Donald Cahill’s March 13 letter regarding climate change and sea-level rise is full of errors, misconceptions and poor science — not to mention a cavalier dismissal of future catastrophic impacts that we are headed toward, if we don’t reduce our carbon emissions and halt global warming.
Mr. Cahill is wrong. Average global sea levels have risen about 9 inches since the Industrial Revolution. This is due to melting ice on the land (Greenland, Antarctica, and nearly every glacier in the world). Ice melts and the water runs into the ocean. The water is also warmer, so it expands (thermal expansion). Mr. Cahill should also note that nearly every coastal location in the world is, in fact, suffering a great deal.
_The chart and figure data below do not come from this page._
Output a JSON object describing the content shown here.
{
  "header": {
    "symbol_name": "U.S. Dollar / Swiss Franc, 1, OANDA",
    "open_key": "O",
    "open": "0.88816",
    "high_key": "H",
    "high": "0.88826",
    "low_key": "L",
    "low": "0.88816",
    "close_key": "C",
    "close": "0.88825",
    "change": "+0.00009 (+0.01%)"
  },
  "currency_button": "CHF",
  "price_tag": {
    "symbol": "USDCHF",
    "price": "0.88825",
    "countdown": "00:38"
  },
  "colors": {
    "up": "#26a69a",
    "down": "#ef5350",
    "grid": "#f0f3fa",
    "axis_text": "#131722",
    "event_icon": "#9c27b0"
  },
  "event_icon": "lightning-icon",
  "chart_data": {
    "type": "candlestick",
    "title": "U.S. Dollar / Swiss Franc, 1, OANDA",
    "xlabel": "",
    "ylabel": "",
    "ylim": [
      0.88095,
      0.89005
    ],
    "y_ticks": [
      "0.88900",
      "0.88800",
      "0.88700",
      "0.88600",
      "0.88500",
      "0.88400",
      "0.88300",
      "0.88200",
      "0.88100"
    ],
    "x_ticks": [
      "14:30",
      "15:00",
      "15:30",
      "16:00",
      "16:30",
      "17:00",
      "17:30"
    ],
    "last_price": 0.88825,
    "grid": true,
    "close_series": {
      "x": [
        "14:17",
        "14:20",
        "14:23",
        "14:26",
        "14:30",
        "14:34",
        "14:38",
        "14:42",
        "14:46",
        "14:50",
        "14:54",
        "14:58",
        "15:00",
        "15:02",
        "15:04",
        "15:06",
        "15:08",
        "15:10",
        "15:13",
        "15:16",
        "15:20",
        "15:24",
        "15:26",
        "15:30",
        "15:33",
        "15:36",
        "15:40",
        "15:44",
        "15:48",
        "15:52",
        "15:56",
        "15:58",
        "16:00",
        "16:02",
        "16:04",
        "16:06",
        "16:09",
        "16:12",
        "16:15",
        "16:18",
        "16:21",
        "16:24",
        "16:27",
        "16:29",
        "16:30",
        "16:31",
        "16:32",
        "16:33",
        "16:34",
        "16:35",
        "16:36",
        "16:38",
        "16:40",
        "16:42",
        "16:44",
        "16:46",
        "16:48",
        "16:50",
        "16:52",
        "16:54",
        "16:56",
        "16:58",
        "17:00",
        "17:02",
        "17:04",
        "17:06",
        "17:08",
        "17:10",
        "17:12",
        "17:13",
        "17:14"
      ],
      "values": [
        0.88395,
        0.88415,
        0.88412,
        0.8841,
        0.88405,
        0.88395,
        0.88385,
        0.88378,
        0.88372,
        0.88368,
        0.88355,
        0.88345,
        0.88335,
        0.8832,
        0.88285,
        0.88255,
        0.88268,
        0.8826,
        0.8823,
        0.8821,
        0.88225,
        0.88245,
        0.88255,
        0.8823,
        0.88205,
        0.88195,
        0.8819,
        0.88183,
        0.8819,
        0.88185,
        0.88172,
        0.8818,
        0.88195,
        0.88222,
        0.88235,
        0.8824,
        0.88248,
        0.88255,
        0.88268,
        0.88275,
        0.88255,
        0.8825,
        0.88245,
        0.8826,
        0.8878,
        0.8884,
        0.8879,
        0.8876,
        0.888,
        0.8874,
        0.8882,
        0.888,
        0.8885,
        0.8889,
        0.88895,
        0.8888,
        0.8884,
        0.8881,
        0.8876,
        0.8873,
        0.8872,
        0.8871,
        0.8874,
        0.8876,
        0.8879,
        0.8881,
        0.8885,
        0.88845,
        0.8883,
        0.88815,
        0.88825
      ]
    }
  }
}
New Jersey (and Maryland) fair especially poorly, because our coastal land is also subsiding — by about 4 to 5 inches in the last century. Therefore, the Mid-Atlantic region has had at least a 12-inch rise in sea level since the Industrial Revolution. This is causing significant havoc to our coastal infrastructure.
Mr. Cahill is correct that the climate on Earth has changed many times. But this is the first time we’re causing it and it’s the first time we care and it’s the first time we’re suffering. We can’t just pick up our towns and cities and move away from rising seas!
Mr. Cahill is also wrong — controlling climate change is absolutely possible. We understand the science and we know how to solve it (become carbon neutral!). The urgency of the problem can not be overstated. It is the greatest crisis mankind has ever faced. The sooner most of us recognize this, the sooner we can demand that our elected officials act to mitigate climate change. We have spectacularly failed to act for decades, we now face an even more pressing crisis that will cost even more money and be even more difficult to implement. It will not be easy, but this should not deter us. We must find the will to act.
I recommend any number of U.S. agencies where Mr. Cahill can find the data to better understand this information — the DOD, DOC, DOT, DOE, DOI, HHS, NOAA, NASA, and the EPA, just to name a few.